Келейница Пелагеи Ивановны Анна Герасимовна несколько раз спрашивала у Паши, не останется ли она жить с ней.
— Нет, нельзя, — отвечала Паша, кивая на портрет умершей Пелагеи Ивановны. — Вон маменька-то не велит!
— Что это? Я не вижу? — удивлялась Анна Герасимовна.
— Да ты-то не видишь, а я-то вижу — не благословляет!
Так и ушла Паша жить к клиросным сестрам. И это для сестер обители была большая радость, потому что раньше она всегда отказывалась, когда ее звали к себе монашенки. Прошла неделя после смерти блаженной Пелагеи Ивановны, и Паша стала жаловаться, что ей холодно спать у дверного порога, где было единственное свободное место. Тогда ей сказали, чтобы она попросила у игуменьи более покойного места.
— Что ж, если милость ее будет, — ответила Паша, подарив надежду сестрам, что она более не покинет Дивеево.
Немедленно доложили об этом матушке-игуменье Марии, которая обрадовалась, услышав о желании юродивой. Для нее освободили небольшую келью, убрали, оклеили, поставили кровать, комодик, стол и сундучок, повесили иконы, лампадку, подарили подушку, одеяло, самоварчик, чаю, сахару и все самое необходимое. Блаженная еще на крыльце встретила посланных с вещами келейниц со словами: «Милости просим», стала весело распевать и восторгаться, что теперь у нее «свой чуланчик».

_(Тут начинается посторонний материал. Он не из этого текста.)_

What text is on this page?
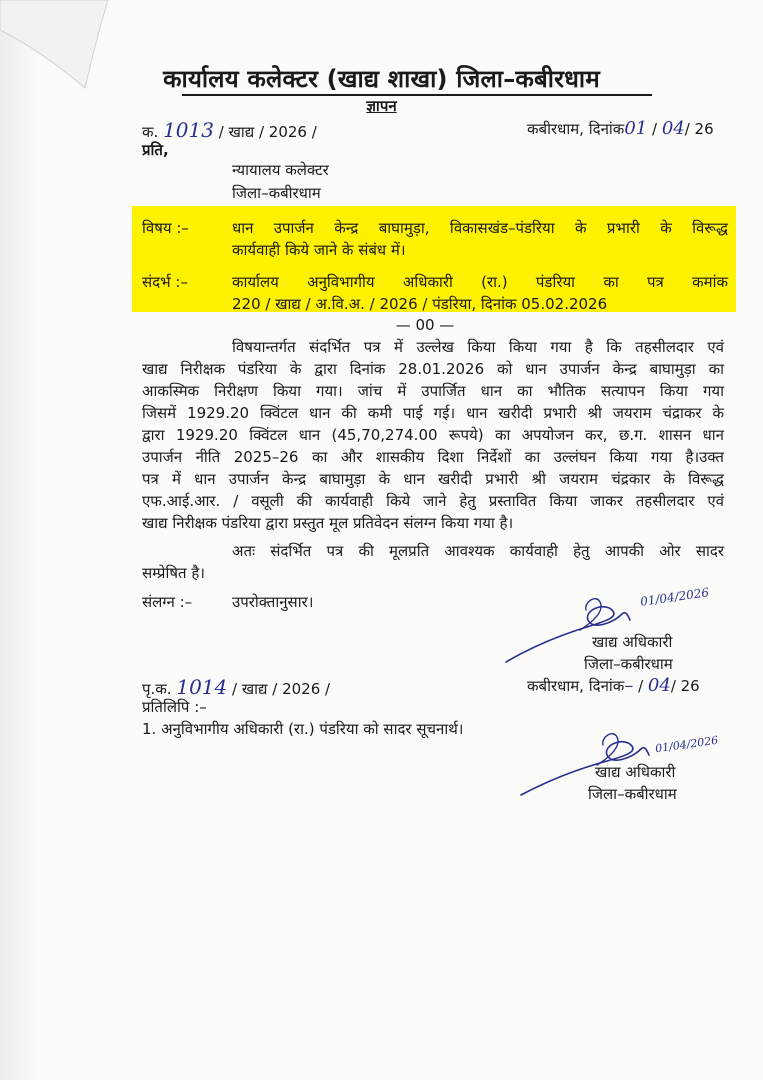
कार्यालय कलेक्टर (खाद्य शाखा) जिला–कबीरधाम
ज्ञापन
क. 1013 / खाद्य / 2026 /	कबीरधाम, दिनांक01 / 04/ 26
प्रति,
न्यायालय कलेक्टर
जिला–कबीरधाम
विषय :–	धान उपार्जन केन्द्र बाघामुड़ा, विकासखंड–पंडरिया के प्रभारी के विरूद्ध
कार्यवाही किये जाने के संबंध में।
संदर्भ :–	कार्यालय अनुविभागीय अधिकारी (रा.) पंडरिया का पत्र कमांक
220 / खाद्य / अ.वि.अ. / 2026 / पंडरिया, दिनांक 05.02.2026
— 00 —
विषयान्तर्गत संदर्भित पत्र में उल्लेख किया किया गया है कि तहसीलदार एवं
खाद्य निरीक्षक पंडरिया के द्वारा दिनांक 28.01.2026 को धान उपार्जन केन्द्र बाघामुड़ा का
आकस्मिक निरीक्षण किया गया। जांच में उपार्जित धान का भौतिक सत्यापन किया गया
जिसमें 1929.20 क्विंटल धान की कमी पाई गई। धान खरीदी प्रभारी श्री जयराम चंद्राकर के
द्वारा 1929.20 क्विंटल धान (45,70,274.00 रूपये) का अपयोजन कर, छ.ग. शासन धान
उपार्जन नीति 2025–26 का और शासकीय दिशा निर्देशों का उल्लंघन किया गया है।उक्त
पत्र में धान उपार्जन केन्द्र बाघामुड़ा के धान खरीदी प्रभारी श्री जयराम चंद्रकार के विरूद्ध
एफ.आई.आर. / वसूली की कार्यवाही किये जाने हेतु प्रस्तावित किया जाकर तहसीलदार एवं
खाद्य निरीक्षक पंडरिया द्वारा प्रस्तुत मूल प्रतिवेदन संलग्न किया गया है।
अतः संदर्भित पत्र की मूलप्रति आवश्यक कार्यवाही हेतु आपकी ओर सादर
सम्प्रेषित है।
संलग्न :–	उपरोक्तानुसार।	01/04/2026
खाद्य अधिकारी
जिला–कबीरधाम
पृ.क. 1014 / खाद्य / 2026 /	कबीरधाम, दिनांक– / 04/ 26
प्रतिलिपि :–
1. अनुविभागीय अधिकारी (रा.) पंडरिया को सादर सूचनार्थ।
01/04/2026
खाद्य अधिकारी
जिला–कबीरधाम
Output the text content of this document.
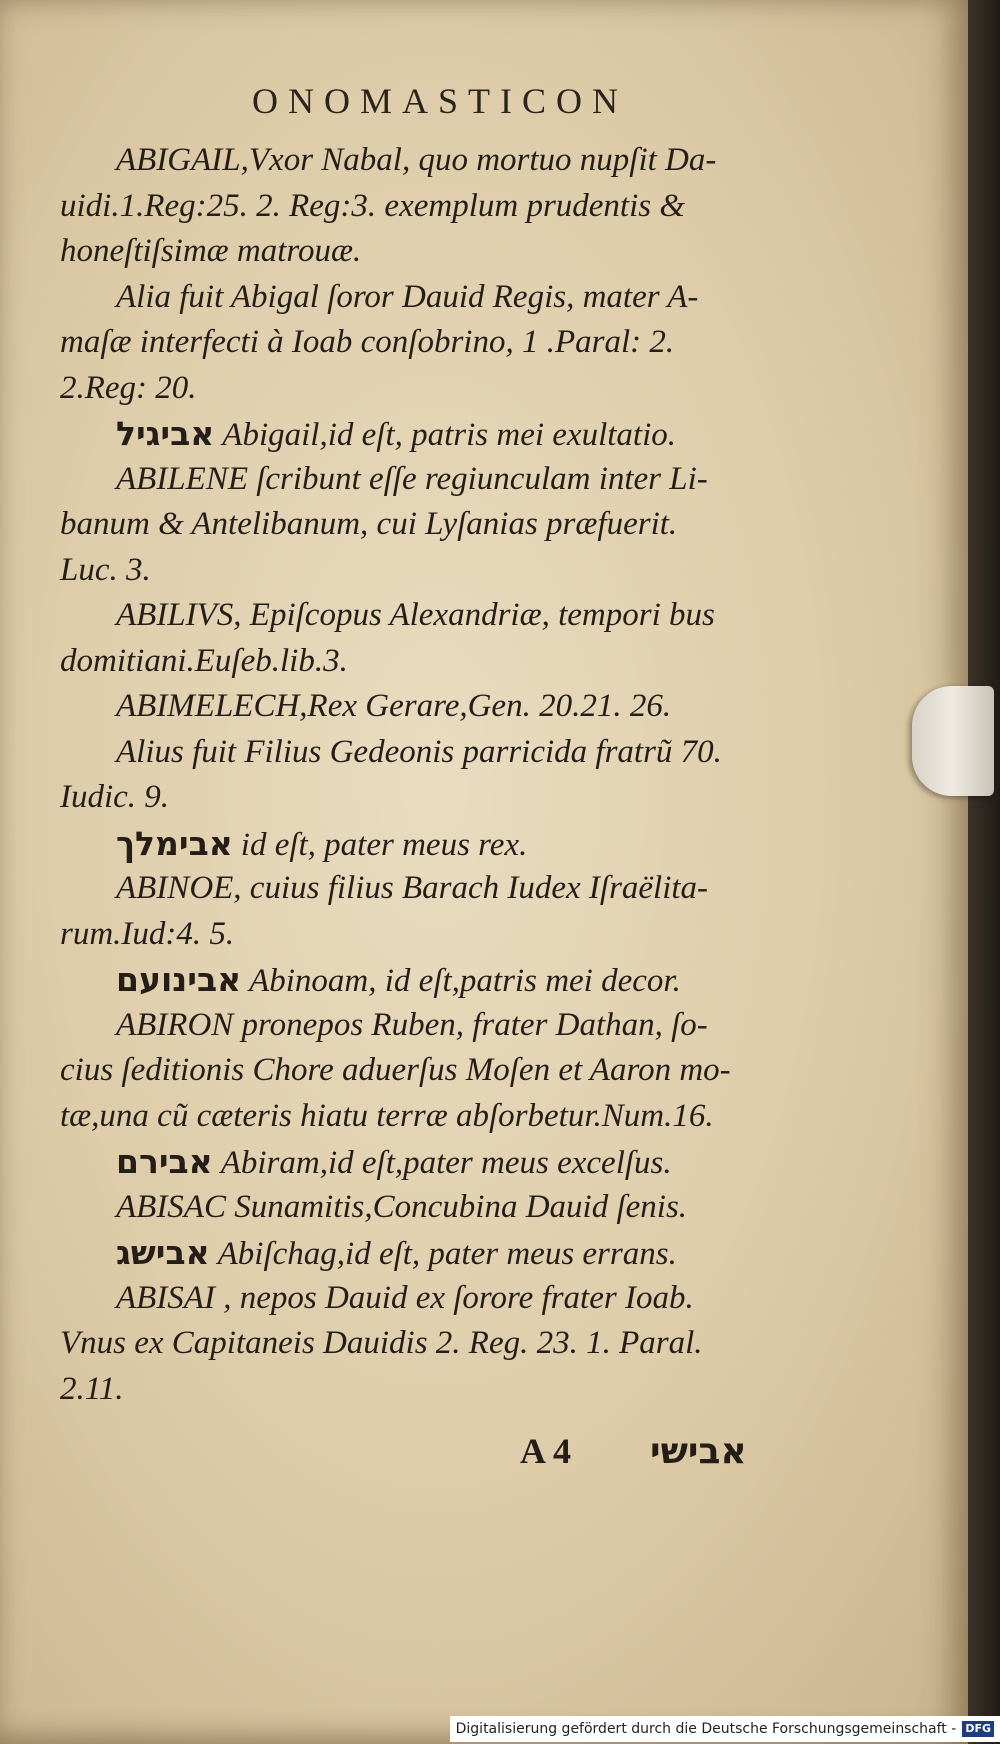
ONOMASTICON
ABIGAIL,Vxor Nabal, quo mortuo nupſit Da-
uidi.1.Reg:25. 2. Reg:3. exemplum prudentis &
honeſtiſsimæ matrouæ.
Alia fuit Abigal ſoror Dauid Regis, mater A-
maſæ interfecti à Ioab conſobrino, 1 .Paral: 2.
2.Reg: 20.
אביגיל Abigail,id eſt, patris mei exultatio.
ABILENE ſcribunt eſſe regiunculam inter Li-
banum & Antelibanum, cui Lyſanias præfuerit.
Luc. 3.
ABILIVS, Epiſcopus Alexandriæ, tempori bus
domitiani.Euſeb.lib.3.
ABIMELECH,Rex Gerare,Gen. 20.21. 26.
Alius fuit Filius Gedeonis parricida fratrũ 70.
Iudic. 9.
אבימלך id eſt, pater meus rex.
ABINOE, cuius filius Barach Iudex Iſraëlita-
rum.Iud:4. 5.
אבינועם Abinoam, id eſt,patris mei decor.
ABIRON pronepos Ruben, frater Dathan, ſo-
cius ſeditionis Chore aduerſus Moſen et Aaron mo-
tæ,una cũ cæteris hiatu terræ abſorbetur.Num.16.
אבירם Abiram,id eſt,pater meus excelſus.
ABISAC Sunamitis,Concubina Dauid ſenis.
אבישג Abiſchag,id eſt, pater meus errans.
ABISAI , nepos Dauid ex ſorore frater Ioab.
Vnus ex Capitaneis Dauidis 2. Reg. 23. 1. Paral.
2.11.
A 4 אבישי
Digitalisierung gefördert durch die Deutsche Forschungsgemeinschaft - DFG
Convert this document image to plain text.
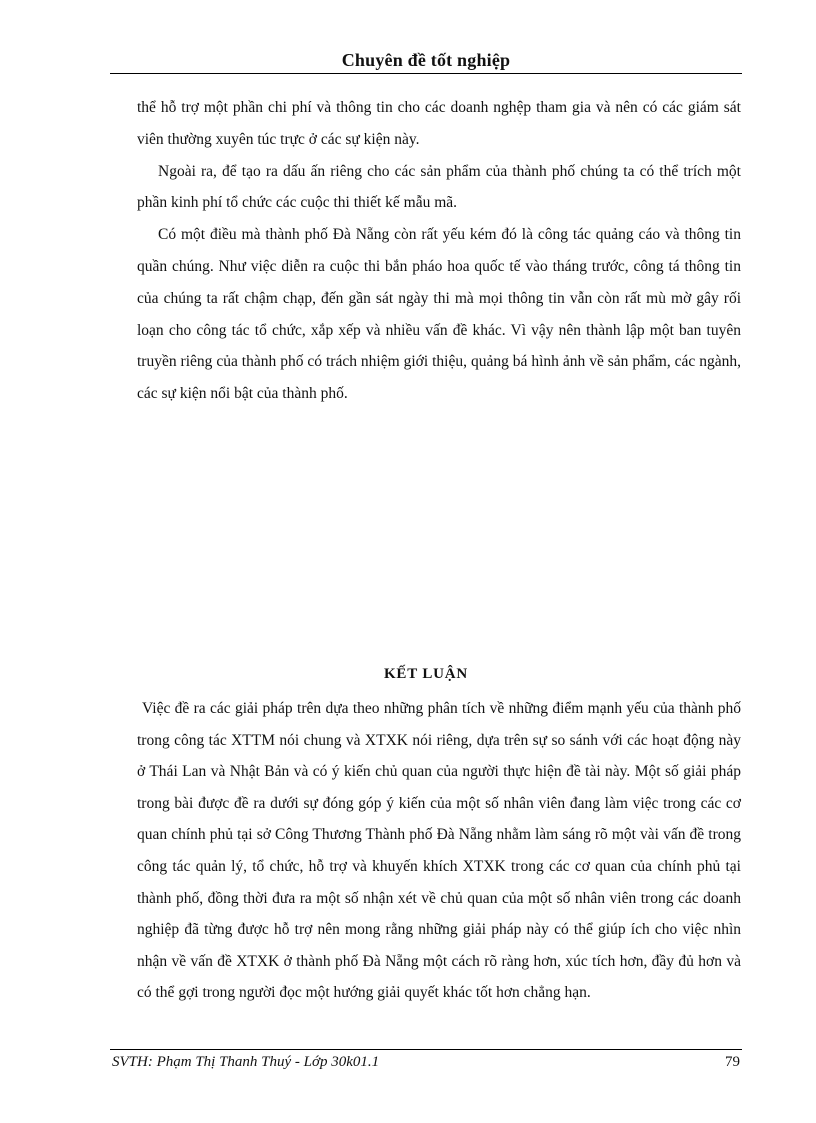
Chuyên đề tốt nghiệp

thể hỗ trợ một phần chi phí và thông tin cho các doanh nghệp tham gia và nên có các giám sát viên thường xuyên túc trực ở các sự kiện này.

Ngoài ra, để tạo ra dấu ấn riêng cho các sản phẩm của thành phố chúng ta có thể trích một phần kinh phí tổ chức các cuộc thi thiết kế mẫu mã.

Có một điều mà thành phố Đà Nẵng còn rất yếu kém đó là công tác quảng cáo và thông tin quần chúng. Như việc diễn ra cuộc thi bắn pháo hoa quốc tế vào tháng trước, công tá thông tin của chúng ta rất chậm chạp, đến gần sát ngày thi mà mọi thông tin vẫn còn rất mù mờ gây rối loạn cho công tác tổ chức, xắp xếp và nhiều vấn đề khác. Vì vậy nên thành lập một ban tuyên truyền riêng của thành phố có trách nhiệm giới thiệu, quảng bá hình ảnh về sản phẩm, các ngành, các sự kiện nổi bật của thành phố.

KẾT LUẬN

Việc đề ra các giải pháp trên dựa theo những phân tích về những điểm mạnh yếu của thành phố trong công tác XTTM nói chung và XTXK nói riêng, dựa trên sự so sánh với các hoạt động này ở Thái Lan và Nhật Bản và có ý kiến chủ quan của người thực hiện đề tài này. Một số giải pháp trong bài được đề ra dưới sự đóng góp ý kiến của một số nhân viên đang làm việc trong các cơ quan chính phủ tại sở Công Thương Thành phố Đà Nẵng nhằm làm sáng rõ một vài vấn đề trong công tác quản lý, tổ chức, hỗ trợ và khuyến khích XTXK trong các cơ quan của chính phủ tại thành phố, đồng thời đưa ra một số nhận xét về chủ quan của một số nhân viên trong các doanh nghiệp đã từng được hỗ trợ nên mong rằng những giải pháp này có thể giúp ích cho việc nhìn nhận về vấn đề XTXK ở thành phố Đà Nẵng một cách rõ ràng hơn, xúc tích hơn, đầy đủ hơn và có thể gợi trong người đọc một hướng giải quyết khác tốt hơn chẳng hạn.

SVTH: Phạm Thị Thanh Thuý - Lớp 30k01.1	79
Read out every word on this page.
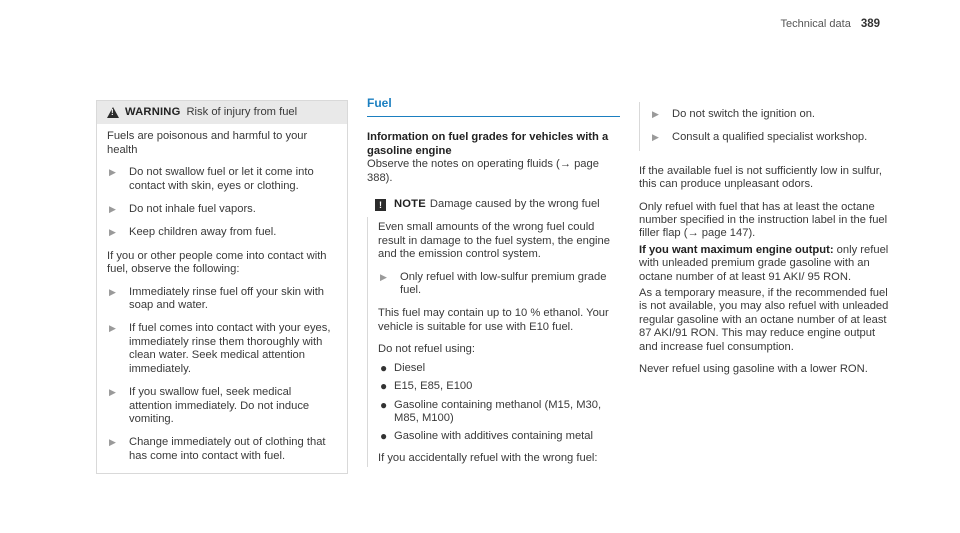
Technical data 389
!
WARNING Risk of injury from fuel

Fuels are poisonous and harmful to your health

▶	Do not swallow fuel or let it come into contact with skin, eyes or clothing.
▶	Do not inhale fuel vapors.
▶	Keep children away from fuel.

If you or other people come into contact with fuel, observe the following:

▶	Immediately rinse fuel off your skin with soap and water.
▶	If fuel comes into contact with your eyes, immediately rinse them thoroughly with clean water. Seek medical attention immediately.
▶	If you swallow fuel, seek medical attention immediately. Do not induce vomiting.
▶	Change immediately out of clothing that has come into contact with fuel.
Fuel
Information on fuel grades for vehicles with a gasoline engine

Observe the notes on operating fluids (→ page 388).

!	NOTE Damage caused by the wrong fuel

Even small amounts of the wrong fuel could result in damage to the fuel system, the engine and the emission control system.

▶	Only refuel with low-sulfur premium grade fuel.

This fuel may contain up to 10 % ethanol. Your vehicle is suitable for use with E10 fuel.

Do not refuel using:

● Diesel
● E15, E85, E100
● Gasoline containing methanol (M15, M30, M85, M100)
● Gasoline with additives containing metal

If you accidentally refuel with the wrong fuel:

▶	Do not switch the ignition on.
▶	Consult a qualified specialist workshop.

If the available fuel is not sufficiently low in sulfur, this can produce unpleasant odors.

Only refuel with fuel that has at least the octane number specified in the instruction label in the fuel filler flap (→ page 147).

If you want maximum engine output: only refuel with unleaded premium grade gasoline with an octane number of at least 91 AKI/ 95 RON.

As a temporary measure, if the recommended fuel is not available, you may also refuel with unleaded regular gasoline with an octane number of at least 87 AKI/91 RON. This may reduce engine output and increase fuel consumption.

Never refuel using gasoline with a lower RON.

После побоев и под старость Прасковья Ивановна начала толстеть. Выглядела она по-разному, а внешний вид ее зависел от состояния ее духа. Она была то чрезмерно строгой, сердитой и грозной, то ласковой и доброй, то горько-горько грустной. Но от ее постоянно доброго взгляда каждый человек приходил в неописуемый восторг. Детские светло-голубые и ясные глаза ее поражали настолько, что исчезали всякие сомнения в ее собственной чистоте и праведности. Они свидетельствовали, что все странности, иносказания, строгие выговоры и выходки — лишь наружная оболочка, преднамеренно скрывающая величайшее смирение, кротость, любовь и сострадание. Тот, кто хоть раз испытал ее взор на себе, никогда уже не забывал проницательности праведницы.
Блаженная любила яркие, красные цвета. В праздничные дни и при встрече почетных гостей надевала на себя несколько сарафанов сразу. Летом ходила в одной рубахе и очень любила, чтобы в келье ее было чисто, опрятно. Она переменила несколько корпусов, а в последние два десятилетия перед кончиной Паше был построен домик у монастырских ворот.
Хотя у блаженной в келье стояла деревянная кровать с большими подушками, но она редко ложилась на нее, ибо ночи напролет молилась перед иконами. Под утро в изнеможении она ложилась и немного времени дремала, но чуть забрезжит рассвет — она тотчас вставала, умывалась, прибиралась и уходила. Иногда— весной и летом — уходила даже на несколько дней в поле и в рощи, в Саров или в любимые пещеры в лесу, где проводила время в пламенной молитве и созерцании. Часто посещала Паша сестер обители на послушаниях вдали монастыря, где соблазн действовал с большой силой. По своей прозорливости она предвидела опасности и искушения и наставляла сестер. Когда ее долго не бывало дома, монашки начинали без нее скучать. Величайшую любовь к блаженной питали все насельницы Дивеевской обители.